[Essay] As technology advances, our leisure time is increasing. Do we need to be educated on how to use this time sensibly?

The topic statement makes a rather unreal assumption. This is that the only effect of technology is to reduce working hours. Certainly, the old sixty-hour working week has been reduced to forty hours in most countries, and the tendency is downwards.

This, of course, was due in part to the replacement of manpower by machine power although until very recently in the West, the far more potent factor was the growing power of trade unions. Within the past ten years, however, this power has been demolished by a creeping world trade recession. Instead of being forced to increase wages and reduce working hours by the threat of strike action, many businesses have either closed down or laid off a massive number of workers.

In Britain, this applies to all the main industrial concerns as well as smaller private businesses. Almost all coal mines have, or will shortly close down due to the switch to nuclear power and gas as fuel for electricity production, and the almost total disappearance of coal as the fuel for domestic heating. In offices, computers have decimated numbers of white-collar workers. Machinery and large-scale farming have had the same effect on agriculture. Robotry has revolutionised car assembly and standardised containers have eliminated the need for power in the docks. Added to all this is a worldwide drop in consumer confidence, due to a reluctance to spend in view of widespread job insecurity.

So to say that ‘our leisure time is increasing’ is certainly true, even though the underlying assumption presupposes and ideal situation in which the advance of technology has had the single effect of shortening working hours. It may be that some countries are in this happy situation. The working hours may have gone down to say twenty-five hours without prejudice to job security or loss of income. Inflation is low. The GNP is adequate and the balance of payment sound. Morale remains high. The population has a good basic education. All that is required to find the right balance between work and play. Most people are not naturally lazy, so generally speaking the incentive to use leisure time constructively built-in.

There are many ways in which this can be achieved, beginning at school. Most schools have a career adviser as a member of staff, and many education authorities employ a peripatetic educational psychologist. Their work could be extended. There is no reason why their advice should be limited to school progress and future job opportunities. Also, the object is to find out the young person’s true interests and capabilities. If academically inclined, the young person could be steered in that direction. A manually gifted child could be shown opportunities in that very wide field. Many countries could step up their coaching facilities for those who are good at sport.

There is an old saying that ‘Satan hath some mischief yet for idle hands to do’. One of the aims of education should be to instil a liberal and humane attitude towards other people, especially those of other nationalities and alien cultures. A current problem in West Germany is xenophobia, caused by mass immigration from the east, and an uncertain economic future. National Socialism among unemployed youth, with its hallmarks of intolerance and violence, is increasing. The fears of these young people are real, but their behaviour shows up the basic deficiencies of their home and educational background. In Britain, extreme elements of Left and Right reflect their unrest by going in for petty crime and by showing hostility to the establishment and police.

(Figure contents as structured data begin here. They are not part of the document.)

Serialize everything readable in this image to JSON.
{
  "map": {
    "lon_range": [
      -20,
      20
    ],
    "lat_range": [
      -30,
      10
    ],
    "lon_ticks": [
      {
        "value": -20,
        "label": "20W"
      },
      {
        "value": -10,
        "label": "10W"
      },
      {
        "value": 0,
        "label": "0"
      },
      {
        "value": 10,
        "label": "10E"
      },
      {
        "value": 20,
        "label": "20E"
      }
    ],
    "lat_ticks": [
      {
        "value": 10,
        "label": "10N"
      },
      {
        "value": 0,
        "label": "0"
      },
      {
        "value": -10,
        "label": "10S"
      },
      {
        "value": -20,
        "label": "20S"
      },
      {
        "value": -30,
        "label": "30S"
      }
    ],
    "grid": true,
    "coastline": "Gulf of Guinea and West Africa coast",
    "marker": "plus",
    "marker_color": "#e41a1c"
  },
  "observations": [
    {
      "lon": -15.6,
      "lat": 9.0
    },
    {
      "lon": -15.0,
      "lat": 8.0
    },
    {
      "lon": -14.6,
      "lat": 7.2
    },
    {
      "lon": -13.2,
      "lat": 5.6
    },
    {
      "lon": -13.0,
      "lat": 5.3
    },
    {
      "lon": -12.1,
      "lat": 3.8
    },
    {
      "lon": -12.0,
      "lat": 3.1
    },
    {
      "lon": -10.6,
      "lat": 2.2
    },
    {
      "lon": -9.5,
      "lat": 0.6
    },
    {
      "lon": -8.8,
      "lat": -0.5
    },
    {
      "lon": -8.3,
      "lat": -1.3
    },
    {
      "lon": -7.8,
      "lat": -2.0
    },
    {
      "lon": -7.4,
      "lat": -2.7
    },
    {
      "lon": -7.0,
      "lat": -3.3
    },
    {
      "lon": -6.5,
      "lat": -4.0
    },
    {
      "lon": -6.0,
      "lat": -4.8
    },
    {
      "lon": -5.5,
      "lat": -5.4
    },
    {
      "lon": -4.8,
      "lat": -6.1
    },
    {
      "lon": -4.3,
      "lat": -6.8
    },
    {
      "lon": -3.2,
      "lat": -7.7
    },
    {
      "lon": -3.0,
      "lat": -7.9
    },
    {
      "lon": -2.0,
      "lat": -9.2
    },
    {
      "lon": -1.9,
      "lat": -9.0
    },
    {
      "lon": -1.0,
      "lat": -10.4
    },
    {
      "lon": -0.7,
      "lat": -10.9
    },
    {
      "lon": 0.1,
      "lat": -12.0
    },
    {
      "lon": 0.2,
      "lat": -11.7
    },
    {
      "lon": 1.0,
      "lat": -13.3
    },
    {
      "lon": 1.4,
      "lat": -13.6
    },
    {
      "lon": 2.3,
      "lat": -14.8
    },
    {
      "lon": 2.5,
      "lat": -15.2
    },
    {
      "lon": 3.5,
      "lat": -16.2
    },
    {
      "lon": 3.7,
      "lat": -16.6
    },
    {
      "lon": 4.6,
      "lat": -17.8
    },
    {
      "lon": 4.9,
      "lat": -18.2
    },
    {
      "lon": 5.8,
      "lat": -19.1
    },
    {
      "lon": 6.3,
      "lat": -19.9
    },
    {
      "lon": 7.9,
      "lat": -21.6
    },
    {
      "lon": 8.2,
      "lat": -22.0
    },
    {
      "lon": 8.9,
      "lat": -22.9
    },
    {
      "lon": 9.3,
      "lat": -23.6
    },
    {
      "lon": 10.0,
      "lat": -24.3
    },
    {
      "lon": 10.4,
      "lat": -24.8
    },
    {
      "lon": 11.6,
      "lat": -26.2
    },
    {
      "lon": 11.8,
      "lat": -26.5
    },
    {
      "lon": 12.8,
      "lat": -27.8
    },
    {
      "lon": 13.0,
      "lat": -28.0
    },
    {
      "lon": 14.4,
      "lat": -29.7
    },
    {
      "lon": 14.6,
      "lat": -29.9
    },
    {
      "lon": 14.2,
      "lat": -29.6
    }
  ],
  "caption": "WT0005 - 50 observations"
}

The solution is right thinking and a positive attitude to leisure, whether that leisure is enforced or not. This need is generally recognised, and some countries already provide a range of opportunities. Britain offers training and retraining schemes for young people based on what used to be called ‘technical college’. Evening classes are available almost everywhere. The ‘Open University’ provides a spectrum of instruction via television. Libraries and specialised magazines have been generally available for decades.

The solution is a matter of personal incentive combined with professional direction. The key to both stems from parental direction and encouragement combined with enlightening schooling.